Consider the following situation:
- We have a Hurewicz fibration $p: E \rightarrow B$ with path-connected base $B$ and $(d-1)$-connected fiber $F$ for some $d \geq 1$. In case $d=1$ we require $\pi_1(F)$ to be abelian.
- There is a continuous map $f: X \rightarrow B$ where $X$ is a finite CW complex.
- For every $k \geq 0$, the action of the fundamental group $\pi_1(F)$ on the homotopy group $\pi_k(F)$ is trivial. As a consequence, there is a well-defined action [Davis-Kirk, Proposition 6.62] of $\pi_1(B)$ on $\pi_k(F)$.
- For each $k \geq 0$, we write $\rho(f,k): \pi_1(X) \rightarrow Aut(\pi_k(F))$ for the induced action of $\pi_1(X)$ on $\pi_k(F)$. We regard this as a local coefficient system over $X$, so that there are well-defined cohomology groups $H^*(X;\pi_k(F)_{\rho(f,k)})$ with local coefficients.
Under these conditions, there is a well-developed obstruction theory. Using [Davis-Kirk, Theorem 7.37] and the remarks later: First of all, $f$ can be lifted over the $(d-1)$-skeleton $X_{d-1}$. Second, no matter which lift over the $(d-1)$-skeleton we choose, the obstruction class for lifting it further over the $d$-skeleton is unique. This primary obstruction $z_f$ is an element of $H^d(X;\pi_{d-1}(F)_{\rho(f,d-1)})$. In case $f$ can be lifted over $X_k$ for some $k \geq d$, the next obstructions lie in $H^{k+1}(X;\pi_k(F)_{\rho(f,k)})$ (but these higher obstructions are not necessarily unique).

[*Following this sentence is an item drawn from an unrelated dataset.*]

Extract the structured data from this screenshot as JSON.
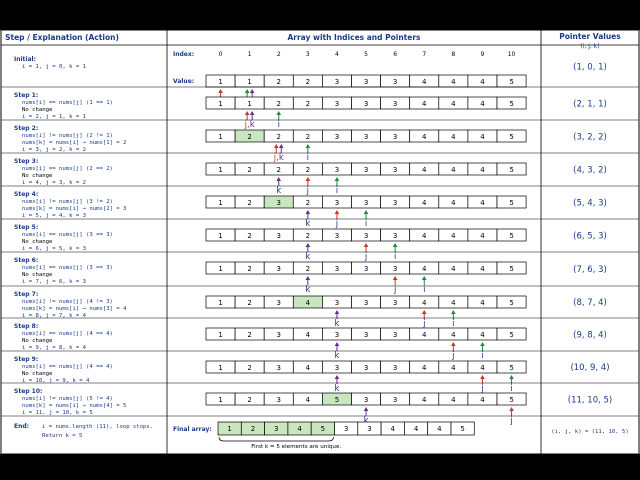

Now suppose that $f$ factors through a $d$-dimensional $CW$ complex $Y$: say $u: X \rightarrow Y$ and $v: Y \rightarrow B$ where $u$ is cellular and $vu = f$. The problem of lifting $v$ along $p$ has a similar obstruction theory to above, but for dimension reasons here the primary obstruction $z_v \in H^d(X;\pi_{d-1}(F)_{\rho(v,d-1)})$ is the only obstruction for lifting $v$ along $p$.
Here is my question: suppose $z_v \neq 0$ but $z_f = 0$. In other words (by the naturality of the obstruction classes), $z_v$ lies in the kernel of the induced map $$u^*: H^d(Y;\pi_{d-1}(F)_{\rho(v,d-1)}) \rightarrow H^d(X;\pi_{d-1}(F)_{\rho(f,d-1)}) \, .$$ Does this imply that $f$ can be lifted over the whole $X$ (not just its $d$-skeleton)? My intuition is that because $f = vu$ factors through $v$, the lifting problem for $f$ should not be harder than the lifting problem for $v$. And we know that the only obstruction for lifting $v$ is pulled-back along $u^*$ to zero, hence there should be no obstructions left for lifting $f$.
Davis, James F.; Kirk, Paul, Lecture notes in algebraic topology, Graduate Studies in Mathematics. 35. Providence, RI: AMS, American Mathematical Society. xvi, 367 p. (2001). ZBL1018.55001.